Exportação

Exportações de Mato Grosso avançam com rodadas de negócios internacionais

As exportações de Mato Grosso seguem em expansão mesmo diante de um cenário global desafiador. Em Cuiabá, uma rodada internacional de negócios conectou empresas brasileiras a compradores estrangeiros e movimentou cerca de US$ 1,5 milhão em acordos imediatos. A expectativa é que o volume ultrapasse US$ 4,8 milhões ao longo dos próximos 12 meses.

A iniciativa integra o programa Exporta Mais Brasil, coordenado pela Apex Brasil, com foco em ampliar a presença do agronegócio brasileiro no mercado externo.

Negociações ampliam vendas de produtos agrícolas

Durante o evento, foram negociados mais de 90 contêineres de gergelim, além de cerca de 30 contêineres de amendoim e óleo. A rodada reuniu 13 compradores internacionais de mercados estratégicos como China, Holanda, Israel, Rússia, Colômbia, África do Sul e Quênia.

Ao todo, 26 empresas brasileiras participaram das reuniões, que foram organizadas com base em um processo prévio de análise de perfil, garantindo maior assertividade nas conexões comerciais.

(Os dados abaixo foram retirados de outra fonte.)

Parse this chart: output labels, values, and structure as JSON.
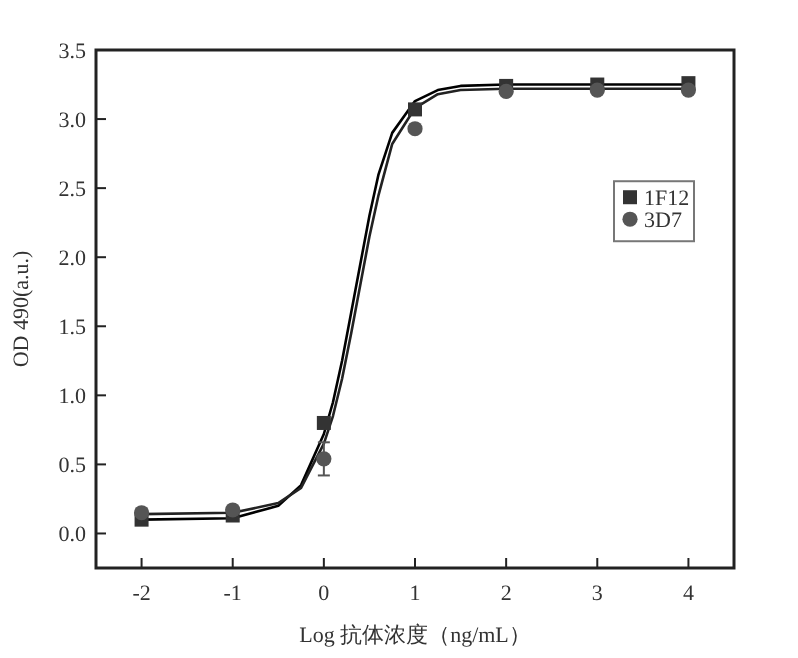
{
  "chart_data": {
    "type": "scatter",
    "xlabel": "Log 抗体浓度（ng/mL）",
    "ylabel": "OD 490(a.u.)",
    "xlim": [
      -2.5,
      4.5
    ],
    "ylim": [
      -0.25,
      3.5
    ],
    "xticks": [
      -2,
      -1,
      0,
      1,
      2,
      3,
      4
    ],
    "yticks": [
      {
        "value": 0,
        "label": "0.0"
      },
      {
        "value": 0.5,
        "label": "0.5"
      },
      {
        "value": 1,
        "label": "1.0"
      },
      {
        "value": 1.5,
        "label": "1.5"
      },
      {
        "value": 2,
        "label": "2.0"
      },
      {
        "value": 2.5,
        "label": "2.5"
      },
      {
        "value": 3,
        "label": "3.0"
      },
      {
        "value": 3.5,
        "label": "3.5"
      }
    ],
    "x": [
      -2,
      -1,
      0,
      1,
      2,
      3,
      4
    ],
    "legend": "right",
    "grid": false,
    "series": [
      {
        "name": "1F12",
        "marker": "square",
        "color": "#333333",
        "values": [
          0.1,
          0.13,
          0.8,
          3.07,
          3.24,
          3.25,
          3.26
        ]
      },
      {
        "name": "3D7",
        "marker": "circle",
        "color": "#555555",
        "values": [
          0.15,
          0.17,
          0.54,
          2.93,
          3.2,
          3.21,
          3.21
        ],
        "errors": [
          null,
          null,
          0.12,
          null,
          null,
          null,
          null
        ]
      },
      {
        "type": "line",
        "color": "#000000",
        "x": [
          -2,
          -1,
          -0.5,
          -0.25,
          0,
          0.1,
          0.2,
          0.3,
          0.4,
          0.5,
          0.6,
          0.75,
          1,
          1.25,
          1.5,
          2,
          4
        ],
        "values": [
          0.1,
          0.11,
          0.2,
          0.35,
          0.72,
          0.95,
          1.25,
          1.6,
          1.95,
          2.3,
          2.6,
          2.9,
          3.13,
          3.21,
          3.24,
          3.25,
          3.25
        ]
      },
      {
        "type": "line",
        "color": "#222222",
        "x": [
          -2,
          -1,
          -0.5,
          -0.25,
          0,
          0.1,
          0.2,
          0.3,
          0.4,
          0.5,
          0.6,
          0.75,
          1,
          1.25,
          1.5,
          2,
          4
        ],
        "values": [
          0.14,
          0.15,
          0.22,
          0.33,
          0.65,
          0.85,
          1.12,
          1.45,
          1.8,
          2.15,
          2.45,
          2.82,
          3.08,
          3.18,
          3.21,
          3.22,
          3.22
        ]
      }
    ]
  }
}
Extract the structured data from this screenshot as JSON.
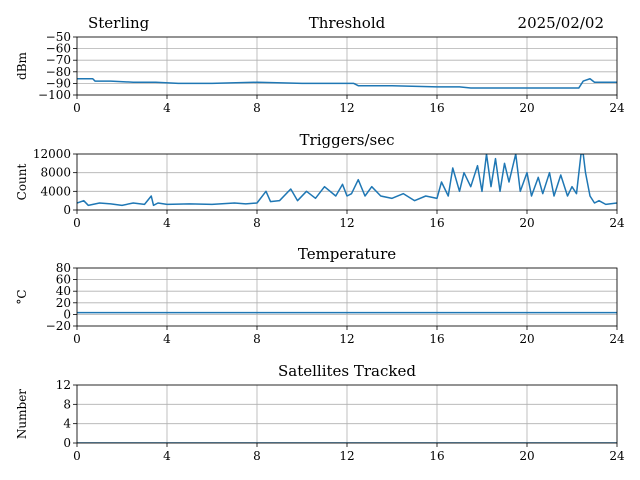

Estratégia fortalece relação direta com compradores

O modelo adotado prioriza o contato direto entre exportadores e importadores. Nas rodadas, os compradores permanecem fixos enquanto as empresas brasileiras se revezam nas reuniões, otimizando o tempo e ampliando oportunidades de negócio.

Um diferencial desta edição foi a realização de visitas técnicas às unidades produtivas em Mato Grosso. Os compradores estrangeiros puderam conhecer de perto a capacidade de produção e o processamento dos produtos, o que contribui para aumentar a confiança nas negociações.

Para representantes do setor, esse contato presencial fortalece vínculos comerciais e favorece acordos de longo prazo, ampliando a competitividade das exportações agrícolas brasileiras.

Abertura de mercado e fidelização de clientes

A estratégia de aproximação direta já começa a gerar resultados concretos, com novos embarques confirmados durante o evento. A experiência in loco permite que compradores internacionais conheçam a qualidade dos produtos e a estrutura produtiva, facilitando a fidelização e a formação de parcerias duradouras.

Essa dinâmica amplia as chances de produtores locais se consolidarem como fornecedores regulares no comércio internacional.

Desafios logísticos pressionam o setor

Apesar do avanço nas negociações, o setor enfrenta obstáculos relevantes. O aumento dos custos de frete marítimo e a volatilidade cambial impactam diretamente a rentabilidade das operações.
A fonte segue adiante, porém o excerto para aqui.